Elle comprit l’injustice de sa pensée. C’était son cas, son lamentable cas, — les nerfs impatients, en panique, les nerfs d’une captive effarée et qui criait au secours. Pour acquérir la force de s’en débarrasser, elle exagérait sa souffrance, et reconnaissant que celle-ci était exagérée, elle perdait sa force, et de ce conflit naissait la dépression, avec un cri aussi sauvage qu’un cri de folie ; car elle ne rougissait pas de se dire : « Si quelqu’un m’aimait ! »

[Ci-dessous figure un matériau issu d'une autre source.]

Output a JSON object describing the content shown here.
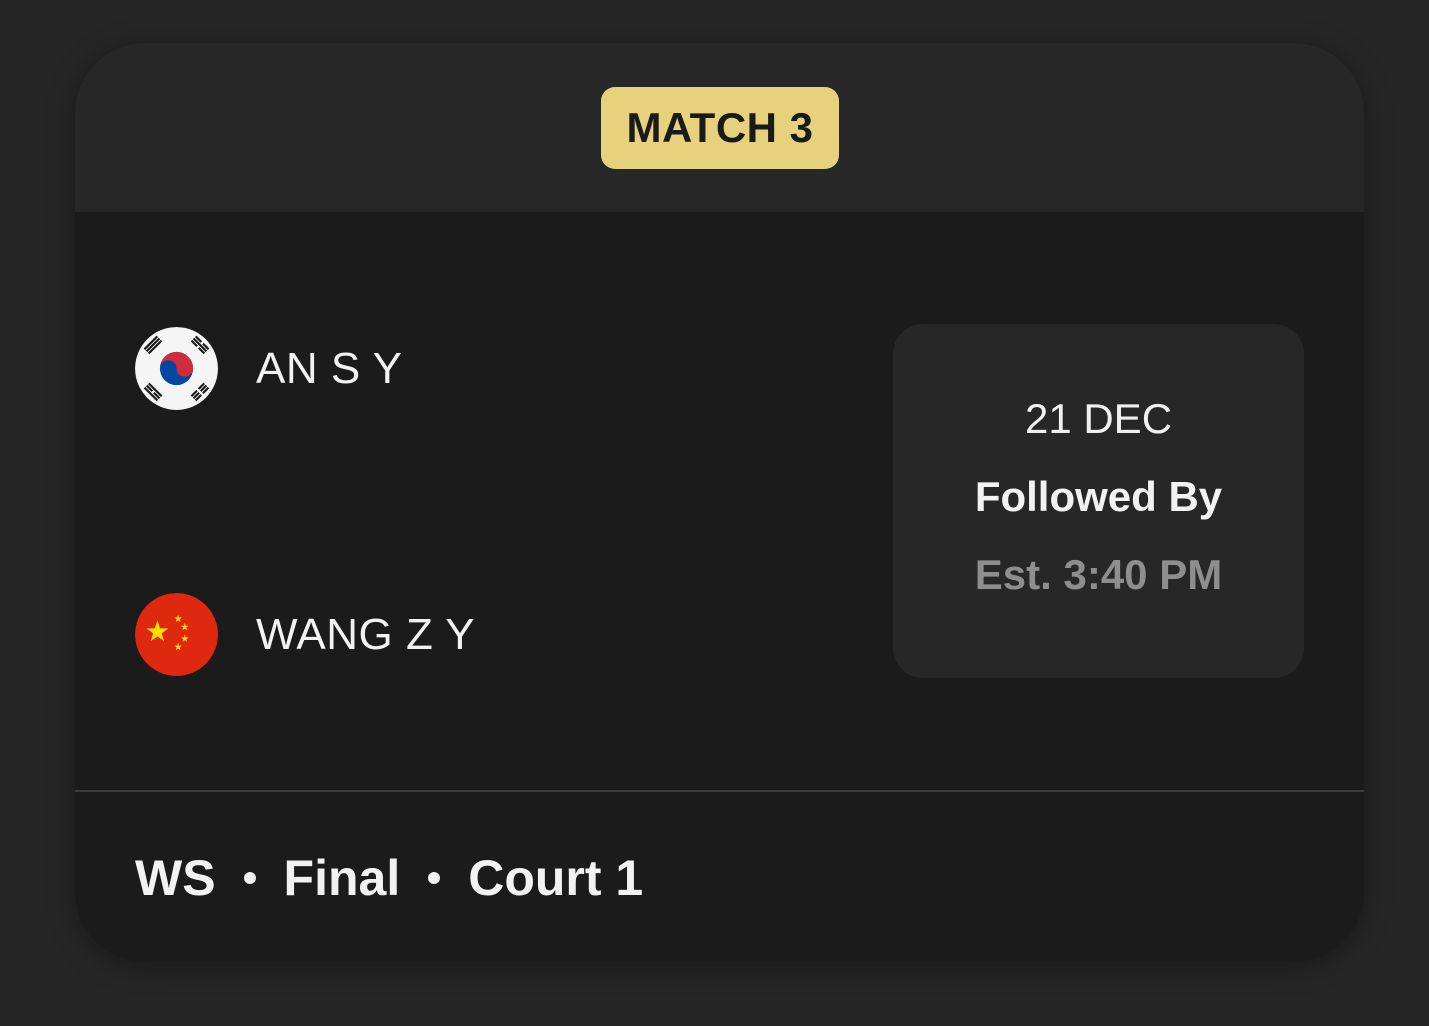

Avant d’avoir entendu parler de Constance, elle s’était complu dans sa liberté comme une déesse virginale, — elle ne pensait pas aux hommes ; même, si la figure d’un sauveur s’évoquait dans sa pensée, il apparaissait plutôt comme un ange qu’en héros. Cette gracieuse puérilité virginale avait pris fin. Tout son être se démenait sous la grippe du dragon. Avec la saveur du dégoût, incapable de se contenir, incapable de parler haut, elle en vint à se parler à elle-même, et toute sa féminité éclatait en ce cri : « Ah ! si j’étais aimée, non pas pour l’amour, mais afin de pouvoir souffler librement » ; ce qu’elle voulait, c’était d’assurer le charme de sa vie, comme une mère, dans un naufrage, ne pense qu’à faire atteindre la rive à son enfant. « Si quelque gentleman pouvait me voir ainsi et ne dédaignerait pas de m’assister. Oh ! pouvoir sortir de cette prison de ronces et d’épines. Je ne peux seule m’en évader. Je suis lâche. Mon cri de détresse en est la preuve. Un doigt levé en signe d’amitié me donnerait le courage, je crois. Sanglante, à travers le feu, je courrais à un ami. Un ami ! Je ne veux pas d’un amant. Je trouverais encore quelque égoïste, moins répugnant, mais qui me glacerait de son souffle de mort. Je pourrais suivre un soldat, comme le fit Sally ou Molly. Il consacre sa vie à son pays, le pire des hommes qui fait cela peut rendre une femme fière de lui. Constance a rencontré un soldat. Elle avait prié sans doute et sa prière fut rejetée. Elle fit mal ! Mais je l’approuve. Il s’appelait Harry Oxford. De dire son nom, de voir qu’il l’attendait, ce dut lui être un réconfort. Elle ne s’attarda point, elle coupa les liens, reprit sa liberté. Ô la brave fille : Que penserait-elle de moi ! Mais je n’ai pas de Harry Whitford, je suis seule. Ce qu’on dit des femmes ! Il faut que nous soyons bien mauvaises, pour qu’on puisse écrire tant de mal sur nous. Cependant il faut avouer que d’exiger d’une femme qu’elle s’engage par un serment, une cérémonie, parce qu’en promesse ignorante elle s’est trompée sur le compte d’un homme, c’est… — en émoi soudain elle s’aperçut qu’au nom d’Oxford elle en avait substitué un autre, elle en devint cramoisie, dans un coup de honte.